To increase the permeability of water, the filter was designed by incorporation of the gyroid minimal surface, which can also be observed in beetle shells and the paths of a butterfly’s wings mid-flight.

The structure used in the water filter increases the area of permeability by a manyfold, which consequently accelerates the water filtration. Furthermore, using this structure makes the objects statically reinforced.

The flow of the water is used to turn the filters, which then transfers the water from a lower to a higher plane through an Archimedes screw. By using the flow of water to power the rotation of the filters, the device can be installed even in remote areas where there are no power connections.

What makes it smart / innovative?:

Dodola is a product where design had the most important role, it was used to offer an alternative to already existing ceramic water filters which aren’t either sustainable or viable in terms of effectiveness.

It was also used to develop a product which would be long lasting, efficient and would promote decentralized and radically sustainable solutions.

All materials used are sustainable, natural and locally found.

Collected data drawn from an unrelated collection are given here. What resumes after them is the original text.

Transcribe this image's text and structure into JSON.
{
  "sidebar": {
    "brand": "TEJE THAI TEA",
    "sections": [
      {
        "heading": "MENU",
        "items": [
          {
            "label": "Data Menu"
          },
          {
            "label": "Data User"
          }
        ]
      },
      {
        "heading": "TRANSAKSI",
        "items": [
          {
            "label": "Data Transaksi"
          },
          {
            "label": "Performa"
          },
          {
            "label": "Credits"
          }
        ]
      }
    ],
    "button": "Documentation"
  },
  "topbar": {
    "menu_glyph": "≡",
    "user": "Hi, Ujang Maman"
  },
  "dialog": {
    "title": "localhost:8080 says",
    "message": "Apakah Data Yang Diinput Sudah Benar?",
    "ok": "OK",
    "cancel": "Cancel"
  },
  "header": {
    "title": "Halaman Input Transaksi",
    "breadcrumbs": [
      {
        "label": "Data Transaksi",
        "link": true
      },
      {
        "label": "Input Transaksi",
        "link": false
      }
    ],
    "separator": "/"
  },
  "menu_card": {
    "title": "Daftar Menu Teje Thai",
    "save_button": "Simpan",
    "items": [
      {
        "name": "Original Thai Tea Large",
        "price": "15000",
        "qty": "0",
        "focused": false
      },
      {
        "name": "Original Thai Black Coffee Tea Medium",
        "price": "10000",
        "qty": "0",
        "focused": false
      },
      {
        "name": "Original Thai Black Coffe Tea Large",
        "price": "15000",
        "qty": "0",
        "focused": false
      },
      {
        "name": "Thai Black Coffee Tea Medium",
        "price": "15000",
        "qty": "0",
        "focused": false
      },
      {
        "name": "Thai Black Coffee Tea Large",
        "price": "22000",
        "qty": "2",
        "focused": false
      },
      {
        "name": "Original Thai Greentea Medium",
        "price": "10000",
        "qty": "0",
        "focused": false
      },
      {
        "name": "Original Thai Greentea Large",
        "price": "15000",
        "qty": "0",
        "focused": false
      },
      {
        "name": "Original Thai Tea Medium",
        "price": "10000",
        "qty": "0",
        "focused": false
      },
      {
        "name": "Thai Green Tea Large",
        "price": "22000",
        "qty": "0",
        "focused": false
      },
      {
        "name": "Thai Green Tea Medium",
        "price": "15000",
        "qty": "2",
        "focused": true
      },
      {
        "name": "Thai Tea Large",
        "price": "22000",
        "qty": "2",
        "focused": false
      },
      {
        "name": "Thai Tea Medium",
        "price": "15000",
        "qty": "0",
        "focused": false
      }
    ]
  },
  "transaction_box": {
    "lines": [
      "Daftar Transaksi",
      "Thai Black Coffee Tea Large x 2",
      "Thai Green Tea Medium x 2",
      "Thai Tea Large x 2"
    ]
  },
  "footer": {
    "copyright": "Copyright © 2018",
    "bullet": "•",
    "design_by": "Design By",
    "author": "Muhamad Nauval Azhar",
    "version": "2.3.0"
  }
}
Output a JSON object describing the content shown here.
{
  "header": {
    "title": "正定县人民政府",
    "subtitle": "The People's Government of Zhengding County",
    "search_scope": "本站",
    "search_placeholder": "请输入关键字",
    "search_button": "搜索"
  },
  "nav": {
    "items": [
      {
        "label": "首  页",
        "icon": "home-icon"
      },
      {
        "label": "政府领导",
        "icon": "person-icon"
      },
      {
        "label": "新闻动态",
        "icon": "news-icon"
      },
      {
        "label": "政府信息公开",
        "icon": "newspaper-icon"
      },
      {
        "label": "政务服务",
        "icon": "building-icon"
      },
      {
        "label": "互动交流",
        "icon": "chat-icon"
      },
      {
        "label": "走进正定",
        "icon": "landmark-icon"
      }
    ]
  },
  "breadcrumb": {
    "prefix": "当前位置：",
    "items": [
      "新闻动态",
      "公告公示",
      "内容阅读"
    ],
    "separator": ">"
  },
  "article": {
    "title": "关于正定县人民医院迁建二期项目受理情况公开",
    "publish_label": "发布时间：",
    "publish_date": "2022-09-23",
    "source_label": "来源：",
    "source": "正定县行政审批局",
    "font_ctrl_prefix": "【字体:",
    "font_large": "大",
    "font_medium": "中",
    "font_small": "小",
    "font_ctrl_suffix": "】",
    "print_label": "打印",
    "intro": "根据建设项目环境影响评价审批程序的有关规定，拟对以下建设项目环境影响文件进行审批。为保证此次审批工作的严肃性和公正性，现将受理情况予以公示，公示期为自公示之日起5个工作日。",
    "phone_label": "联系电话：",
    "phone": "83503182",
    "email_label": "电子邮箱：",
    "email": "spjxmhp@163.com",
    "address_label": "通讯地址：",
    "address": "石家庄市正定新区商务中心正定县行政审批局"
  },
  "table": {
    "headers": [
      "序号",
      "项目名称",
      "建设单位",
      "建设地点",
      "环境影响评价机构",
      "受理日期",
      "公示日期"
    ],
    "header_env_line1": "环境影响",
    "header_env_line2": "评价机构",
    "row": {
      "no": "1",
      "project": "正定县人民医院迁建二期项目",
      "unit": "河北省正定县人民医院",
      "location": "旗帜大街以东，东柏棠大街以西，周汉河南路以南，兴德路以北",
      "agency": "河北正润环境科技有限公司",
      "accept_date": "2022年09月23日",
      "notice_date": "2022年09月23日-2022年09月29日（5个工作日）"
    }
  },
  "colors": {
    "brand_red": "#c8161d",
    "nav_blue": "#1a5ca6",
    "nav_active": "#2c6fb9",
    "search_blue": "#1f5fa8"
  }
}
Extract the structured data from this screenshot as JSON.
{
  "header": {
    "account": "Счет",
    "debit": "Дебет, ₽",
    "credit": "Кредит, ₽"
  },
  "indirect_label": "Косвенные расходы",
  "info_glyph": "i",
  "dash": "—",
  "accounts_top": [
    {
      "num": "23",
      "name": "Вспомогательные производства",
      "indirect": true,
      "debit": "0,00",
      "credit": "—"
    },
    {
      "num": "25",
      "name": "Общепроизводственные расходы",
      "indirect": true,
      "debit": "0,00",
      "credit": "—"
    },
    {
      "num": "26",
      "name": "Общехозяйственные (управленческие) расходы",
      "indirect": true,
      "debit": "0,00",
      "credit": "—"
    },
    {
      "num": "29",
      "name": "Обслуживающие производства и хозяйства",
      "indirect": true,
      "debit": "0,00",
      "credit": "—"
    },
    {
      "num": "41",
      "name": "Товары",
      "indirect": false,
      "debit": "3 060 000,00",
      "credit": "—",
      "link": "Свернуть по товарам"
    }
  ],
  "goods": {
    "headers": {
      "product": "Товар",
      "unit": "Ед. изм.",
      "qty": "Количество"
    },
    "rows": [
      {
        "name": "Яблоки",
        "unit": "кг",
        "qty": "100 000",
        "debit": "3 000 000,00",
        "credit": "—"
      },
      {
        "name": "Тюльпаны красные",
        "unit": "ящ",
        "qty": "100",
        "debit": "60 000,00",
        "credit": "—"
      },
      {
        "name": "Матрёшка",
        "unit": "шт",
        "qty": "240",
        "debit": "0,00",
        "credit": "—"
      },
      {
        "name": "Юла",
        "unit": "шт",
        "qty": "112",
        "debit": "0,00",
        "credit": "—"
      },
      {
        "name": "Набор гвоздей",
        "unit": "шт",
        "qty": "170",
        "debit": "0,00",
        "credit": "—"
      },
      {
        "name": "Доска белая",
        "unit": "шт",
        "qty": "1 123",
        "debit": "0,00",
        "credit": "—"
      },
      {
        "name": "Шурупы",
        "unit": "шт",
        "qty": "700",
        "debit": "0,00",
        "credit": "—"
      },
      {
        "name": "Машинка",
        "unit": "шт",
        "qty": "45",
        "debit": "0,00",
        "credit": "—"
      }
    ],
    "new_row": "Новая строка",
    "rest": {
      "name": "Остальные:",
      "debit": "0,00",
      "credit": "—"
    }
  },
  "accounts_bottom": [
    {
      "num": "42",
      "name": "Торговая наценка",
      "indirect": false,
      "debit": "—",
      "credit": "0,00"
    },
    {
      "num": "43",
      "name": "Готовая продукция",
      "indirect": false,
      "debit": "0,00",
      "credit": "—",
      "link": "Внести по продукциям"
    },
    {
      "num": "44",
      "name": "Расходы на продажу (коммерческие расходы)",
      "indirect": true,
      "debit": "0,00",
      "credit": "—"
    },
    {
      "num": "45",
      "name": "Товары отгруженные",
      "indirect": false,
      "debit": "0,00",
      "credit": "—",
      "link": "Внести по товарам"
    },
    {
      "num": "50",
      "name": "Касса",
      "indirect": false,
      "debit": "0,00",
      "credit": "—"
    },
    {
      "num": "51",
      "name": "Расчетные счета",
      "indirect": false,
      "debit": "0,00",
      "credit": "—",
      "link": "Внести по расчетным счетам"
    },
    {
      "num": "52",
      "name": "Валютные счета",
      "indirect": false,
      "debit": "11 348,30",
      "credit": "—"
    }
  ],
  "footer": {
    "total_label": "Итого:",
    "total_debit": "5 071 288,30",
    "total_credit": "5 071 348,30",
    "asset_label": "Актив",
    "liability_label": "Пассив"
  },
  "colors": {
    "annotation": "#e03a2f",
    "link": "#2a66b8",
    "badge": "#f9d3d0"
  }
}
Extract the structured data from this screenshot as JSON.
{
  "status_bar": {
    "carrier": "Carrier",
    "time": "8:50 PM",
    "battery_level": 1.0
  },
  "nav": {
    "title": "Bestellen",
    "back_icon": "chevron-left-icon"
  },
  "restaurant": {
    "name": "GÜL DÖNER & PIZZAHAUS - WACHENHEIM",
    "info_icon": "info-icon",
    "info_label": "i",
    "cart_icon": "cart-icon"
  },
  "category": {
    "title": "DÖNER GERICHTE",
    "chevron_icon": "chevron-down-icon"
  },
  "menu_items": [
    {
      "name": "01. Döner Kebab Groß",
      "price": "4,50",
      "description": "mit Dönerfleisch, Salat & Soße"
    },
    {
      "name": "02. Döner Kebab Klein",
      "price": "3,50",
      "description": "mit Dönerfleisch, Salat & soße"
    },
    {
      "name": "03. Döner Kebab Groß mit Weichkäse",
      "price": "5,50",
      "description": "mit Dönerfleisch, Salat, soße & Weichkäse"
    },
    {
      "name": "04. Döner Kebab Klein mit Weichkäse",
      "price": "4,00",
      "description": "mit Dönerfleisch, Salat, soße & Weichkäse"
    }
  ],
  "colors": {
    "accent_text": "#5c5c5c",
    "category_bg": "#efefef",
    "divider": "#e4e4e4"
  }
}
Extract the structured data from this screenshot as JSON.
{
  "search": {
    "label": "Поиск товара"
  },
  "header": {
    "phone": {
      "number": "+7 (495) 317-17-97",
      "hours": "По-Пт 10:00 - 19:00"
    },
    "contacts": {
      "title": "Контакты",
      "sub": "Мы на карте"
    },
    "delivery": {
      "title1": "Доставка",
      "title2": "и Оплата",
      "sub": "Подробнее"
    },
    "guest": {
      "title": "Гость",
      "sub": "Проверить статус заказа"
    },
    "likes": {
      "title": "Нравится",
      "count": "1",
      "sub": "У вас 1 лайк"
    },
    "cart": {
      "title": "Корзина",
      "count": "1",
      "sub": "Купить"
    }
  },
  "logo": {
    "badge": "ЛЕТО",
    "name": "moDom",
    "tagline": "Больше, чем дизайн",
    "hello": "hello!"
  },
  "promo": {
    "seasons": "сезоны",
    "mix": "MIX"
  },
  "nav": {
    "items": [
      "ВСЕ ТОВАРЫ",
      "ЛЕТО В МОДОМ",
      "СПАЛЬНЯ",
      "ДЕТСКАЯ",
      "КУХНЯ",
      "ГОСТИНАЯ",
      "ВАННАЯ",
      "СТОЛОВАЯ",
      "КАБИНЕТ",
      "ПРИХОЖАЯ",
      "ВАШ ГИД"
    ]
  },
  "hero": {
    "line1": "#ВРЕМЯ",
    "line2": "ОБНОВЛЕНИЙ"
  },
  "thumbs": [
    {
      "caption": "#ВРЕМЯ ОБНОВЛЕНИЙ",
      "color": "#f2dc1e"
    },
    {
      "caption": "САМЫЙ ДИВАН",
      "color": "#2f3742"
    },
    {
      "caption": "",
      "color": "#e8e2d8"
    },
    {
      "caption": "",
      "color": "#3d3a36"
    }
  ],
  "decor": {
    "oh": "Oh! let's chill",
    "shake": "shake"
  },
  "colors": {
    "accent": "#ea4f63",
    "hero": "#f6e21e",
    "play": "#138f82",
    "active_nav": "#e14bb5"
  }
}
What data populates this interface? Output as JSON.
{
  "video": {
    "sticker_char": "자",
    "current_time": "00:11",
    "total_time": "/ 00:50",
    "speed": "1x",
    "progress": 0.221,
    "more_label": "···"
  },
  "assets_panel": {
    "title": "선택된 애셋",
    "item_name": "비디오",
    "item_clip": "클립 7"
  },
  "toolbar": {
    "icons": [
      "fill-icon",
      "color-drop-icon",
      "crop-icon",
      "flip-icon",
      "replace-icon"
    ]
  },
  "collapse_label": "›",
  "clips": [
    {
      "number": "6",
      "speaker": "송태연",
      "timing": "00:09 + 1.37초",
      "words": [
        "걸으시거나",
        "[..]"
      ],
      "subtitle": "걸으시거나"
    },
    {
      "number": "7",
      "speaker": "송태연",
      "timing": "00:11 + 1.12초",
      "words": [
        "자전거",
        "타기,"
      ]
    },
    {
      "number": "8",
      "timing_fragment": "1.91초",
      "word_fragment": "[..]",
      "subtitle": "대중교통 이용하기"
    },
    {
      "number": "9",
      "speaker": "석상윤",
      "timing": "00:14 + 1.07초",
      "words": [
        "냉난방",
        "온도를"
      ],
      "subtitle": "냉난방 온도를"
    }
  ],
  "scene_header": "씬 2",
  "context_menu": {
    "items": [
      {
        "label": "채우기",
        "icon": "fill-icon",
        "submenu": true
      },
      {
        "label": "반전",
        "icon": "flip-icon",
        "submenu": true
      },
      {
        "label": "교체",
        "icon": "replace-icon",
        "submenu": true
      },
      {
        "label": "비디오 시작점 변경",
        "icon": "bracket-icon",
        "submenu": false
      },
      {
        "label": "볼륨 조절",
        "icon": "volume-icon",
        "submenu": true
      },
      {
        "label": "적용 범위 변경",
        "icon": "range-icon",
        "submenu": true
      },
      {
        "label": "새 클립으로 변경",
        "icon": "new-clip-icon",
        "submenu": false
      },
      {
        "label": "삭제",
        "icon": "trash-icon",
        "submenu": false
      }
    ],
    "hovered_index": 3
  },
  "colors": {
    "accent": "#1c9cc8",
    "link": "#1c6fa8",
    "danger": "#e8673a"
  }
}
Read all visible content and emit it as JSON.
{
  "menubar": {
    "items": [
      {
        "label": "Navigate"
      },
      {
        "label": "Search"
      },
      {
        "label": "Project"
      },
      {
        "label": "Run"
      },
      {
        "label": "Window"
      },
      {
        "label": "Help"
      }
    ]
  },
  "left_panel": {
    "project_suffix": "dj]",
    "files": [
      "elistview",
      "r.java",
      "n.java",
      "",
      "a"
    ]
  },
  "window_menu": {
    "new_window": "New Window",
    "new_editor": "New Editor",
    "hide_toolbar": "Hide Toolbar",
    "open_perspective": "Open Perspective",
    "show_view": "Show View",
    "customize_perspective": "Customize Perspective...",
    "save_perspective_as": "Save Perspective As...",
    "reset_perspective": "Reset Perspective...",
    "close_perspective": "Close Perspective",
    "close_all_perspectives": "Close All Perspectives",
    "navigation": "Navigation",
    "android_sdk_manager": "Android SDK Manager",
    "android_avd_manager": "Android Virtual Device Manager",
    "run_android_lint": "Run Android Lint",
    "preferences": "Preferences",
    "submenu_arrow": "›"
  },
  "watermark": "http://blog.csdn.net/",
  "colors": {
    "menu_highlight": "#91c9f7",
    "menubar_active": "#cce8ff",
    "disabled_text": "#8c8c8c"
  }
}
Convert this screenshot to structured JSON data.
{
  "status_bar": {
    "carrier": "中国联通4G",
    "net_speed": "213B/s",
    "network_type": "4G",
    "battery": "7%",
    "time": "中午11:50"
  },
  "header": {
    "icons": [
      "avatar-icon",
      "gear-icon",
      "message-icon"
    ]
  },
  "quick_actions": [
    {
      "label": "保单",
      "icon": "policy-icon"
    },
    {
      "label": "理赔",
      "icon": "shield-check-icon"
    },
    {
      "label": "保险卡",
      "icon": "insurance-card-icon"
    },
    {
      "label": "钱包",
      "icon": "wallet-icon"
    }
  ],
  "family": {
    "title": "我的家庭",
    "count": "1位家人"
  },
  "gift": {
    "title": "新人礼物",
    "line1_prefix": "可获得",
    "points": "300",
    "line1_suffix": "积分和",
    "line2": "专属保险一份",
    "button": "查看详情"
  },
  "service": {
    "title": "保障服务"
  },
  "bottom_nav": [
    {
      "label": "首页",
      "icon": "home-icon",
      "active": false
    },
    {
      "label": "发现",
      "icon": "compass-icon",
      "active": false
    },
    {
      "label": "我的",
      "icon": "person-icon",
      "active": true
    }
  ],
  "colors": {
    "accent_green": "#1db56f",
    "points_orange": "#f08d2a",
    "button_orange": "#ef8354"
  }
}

The clay can be collected in nearby forests and the saw dust is obtained from local woodworkers.

The 3D clay printing technology doesn’t create any material waste during the production. The final product needs very little maintenance and no additional parts.

Furthermore it is autonomous and doesn’t need electricity to function. All of the software used for production of the Dodola (Blender, Cura) are available to the public.

Principles used for designing Dodola were all taken from already widely known knowledge and practices and were integrated into the final solution.

The whole process and research findings are shared with the public at the exhibition and online platforms. But most importantly Dodola is a solution which could be shared to various countries by being open-source and could be produced locally.

Why is it relevant for the final user?:

Dodolas are designed for areas that the public water supply doesn’t reach effectively.

Since they are susceptible to political, economical and environmental disturbances, people can’t always rely on centralized solutions when it comes down to basic needs, therefore alternatives to these systems are crucial for resilience.

This communally managed and owned system we designed can empower communities and make them more resilient and self-sufficient.

The system is tailored to people’s needs and habits instead of relying on people changing their way of life to enable the design.

At the same time the purpose of the project isn’t only to offer a sustainable water filter but also to encourage users and all other stakeholders to be aware of the problems connected to water, not just in areas where this is already well known but also in areas which are contaminated contrary to belief in purity of the water that is available there.